A few weeks ago, someone was asking about Rosa Luxemburg on a friend's site. Since I had written about Luxemburg in the past, I started thinking about her again and last week I picked up a copy of her letters put out by Verso Books.
The book is very interesting. There is some that's dull (the ins and outs of the various communist and socialist parties of Germany, France, Poland, Russia, etc.) but Luxemburg was such a humanist and her sympathies are so often with the working people she sees around her. She's an intellectual, no doubt, but it comes from a place of passion. The letters span European centres of influence: from Paris to Zurich, from Berlin to rural Poland, from Russia to Italy. Luxemburg truly was a vagabond...
It's easy to forget with hindsight and nearly 100 years of (corrupted) Communism, but Luxemburg simply wanted better lives for the mass of humanity that suffered terribly in the late 19th and early 20th centuries. Her collection of letters is one of those books that I keep next to bed and I read a few letters each night. She is such a good writer. When she's not pontificating on social class in Europe pre-WWI, she's focusing on nature and the birds she hears in her garden or the flowers that bloom in her window-sill.
Sometimes...it seems to me that I am not really a human being at all, but like a bird or a beast in human form. I feel so much more in the meadows when the grass is humming with bees than -- at one of our party congresses. I can say that to you, for you will not promptly suspect me of treason to socialism! You know that I really hope to die at my post, in a street fight or in prison...I seek refuge and find repose in nature.
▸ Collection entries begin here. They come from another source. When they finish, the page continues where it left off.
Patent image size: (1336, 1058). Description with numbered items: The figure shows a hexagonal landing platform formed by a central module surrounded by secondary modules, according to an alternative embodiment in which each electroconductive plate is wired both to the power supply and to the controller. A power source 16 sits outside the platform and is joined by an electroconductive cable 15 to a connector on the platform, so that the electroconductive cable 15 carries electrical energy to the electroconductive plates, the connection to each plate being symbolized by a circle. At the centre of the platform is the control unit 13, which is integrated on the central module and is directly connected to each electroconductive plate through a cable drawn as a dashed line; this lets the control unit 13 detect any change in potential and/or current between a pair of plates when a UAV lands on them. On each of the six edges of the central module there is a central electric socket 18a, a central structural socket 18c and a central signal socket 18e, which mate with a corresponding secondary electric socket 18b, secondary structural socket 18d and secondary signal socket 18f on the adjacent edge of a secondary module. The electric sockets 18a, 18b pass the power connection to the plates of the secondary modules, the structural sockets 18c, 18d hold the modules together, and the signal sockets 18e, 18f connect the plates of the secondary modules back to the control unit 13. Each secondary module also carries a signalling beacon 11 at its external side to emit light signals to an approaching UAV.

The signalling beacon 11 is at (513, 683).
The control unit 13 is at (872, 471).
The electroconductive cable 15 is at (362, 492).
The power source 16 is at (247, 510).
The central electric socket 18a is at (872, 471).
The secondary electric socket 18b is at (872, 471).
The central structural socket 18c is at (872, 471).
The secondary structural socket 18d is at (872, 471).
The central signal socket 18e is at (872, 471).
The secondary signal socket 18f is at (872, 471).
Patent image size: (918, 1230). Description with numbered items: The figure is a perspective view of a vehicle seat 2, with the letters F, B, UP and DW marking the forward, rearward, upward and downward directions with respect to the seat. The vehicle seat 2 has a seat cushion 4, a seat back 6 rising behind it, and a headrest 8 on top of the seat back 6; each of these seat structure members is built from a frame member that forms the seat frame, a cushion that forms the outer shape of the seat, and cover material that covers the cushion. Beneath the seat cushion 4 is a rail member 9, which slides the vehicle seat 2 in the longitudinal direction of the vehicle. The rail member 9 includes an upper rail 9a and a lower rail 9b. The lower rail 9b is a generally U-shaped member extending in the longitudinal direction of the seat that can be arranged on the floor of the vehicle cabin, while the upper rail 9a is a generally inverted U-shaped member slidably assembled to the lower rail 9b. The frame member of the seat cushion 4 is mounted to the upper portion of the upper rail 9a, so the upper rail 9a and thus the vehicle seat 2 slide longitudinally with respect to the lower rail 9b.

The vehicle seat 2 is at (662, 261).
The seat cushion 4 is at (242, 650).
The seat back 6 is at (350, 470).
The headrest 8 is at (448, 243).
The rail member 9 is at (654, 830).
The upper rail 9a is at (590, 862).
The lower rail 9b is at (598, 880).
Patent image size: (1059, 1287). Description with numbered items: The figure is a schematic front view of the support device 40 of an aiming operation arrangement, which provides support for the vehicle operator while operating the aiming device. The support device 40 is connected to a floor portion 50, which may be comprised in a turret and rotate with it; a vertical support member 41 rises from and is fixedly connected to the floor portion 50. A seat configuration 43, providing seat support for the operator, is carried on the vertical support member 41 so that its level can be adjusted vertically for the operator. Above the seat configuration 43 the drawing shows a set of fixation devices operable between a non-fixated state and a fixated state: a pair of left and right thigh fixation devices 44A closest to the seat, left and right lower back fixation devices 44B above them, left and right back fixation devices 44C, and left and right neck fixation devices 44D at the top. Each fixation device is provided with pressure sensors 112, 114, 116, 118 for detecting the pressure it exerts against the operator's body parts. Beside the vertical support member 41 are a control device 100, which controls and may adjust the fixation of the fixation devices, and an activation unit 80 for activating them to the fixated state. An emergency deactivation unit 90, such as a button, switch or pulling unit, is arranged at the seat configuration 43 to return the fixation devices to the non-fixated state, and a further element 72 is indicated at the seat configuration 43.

She's rather forgotten today though I think I came to her work via a German artist who I love, Käthe
The Funeral of Karl Liebknecht by Käthe Kollwitz |
Luxemburg, kidnapped, shot in the head and dumped into a canal in Berlin, fell out of fashion after her death at age 47. Hated by both Communists and capitalists, her political writings have mostly been untranslated (she wrote in Polish, German, and Russian) and this letter collection contains many letters translated for the first time. What I appreciate most about Luxemburg is her voice, the vast knowledge she had on so many topics. I love, too, the window her letters allow us into a 19th century woman as she went about her life, falling in love, battling with various editors and political agitators, suffering in prison, writing about nature, politics, love, and history. Also, despite the historical period, so much of her concerns, so much of what is happening politically mirrors our own concerns and politics today. From prison in 1917:
How I deplore the loss of all these months and years in which we might have had so many joyful hours together, notwithstanding all the horrors that are going on throughout the world. Do you know, the longer it lasts, and the more the infamy and monstrosity of the daily happenings surpasses all bounds, the more tranquil and more confident becomes my personal outlook...these are the only possible lines along which history can move, and we must follow the movement without losing sight of the main trend. I have the feeling that the moral filth through which we are wading, this huge madhouse in which we live, may all of a sudden, between one day and the next, be transformed into its very opposite, may become something stupendously great and heroic.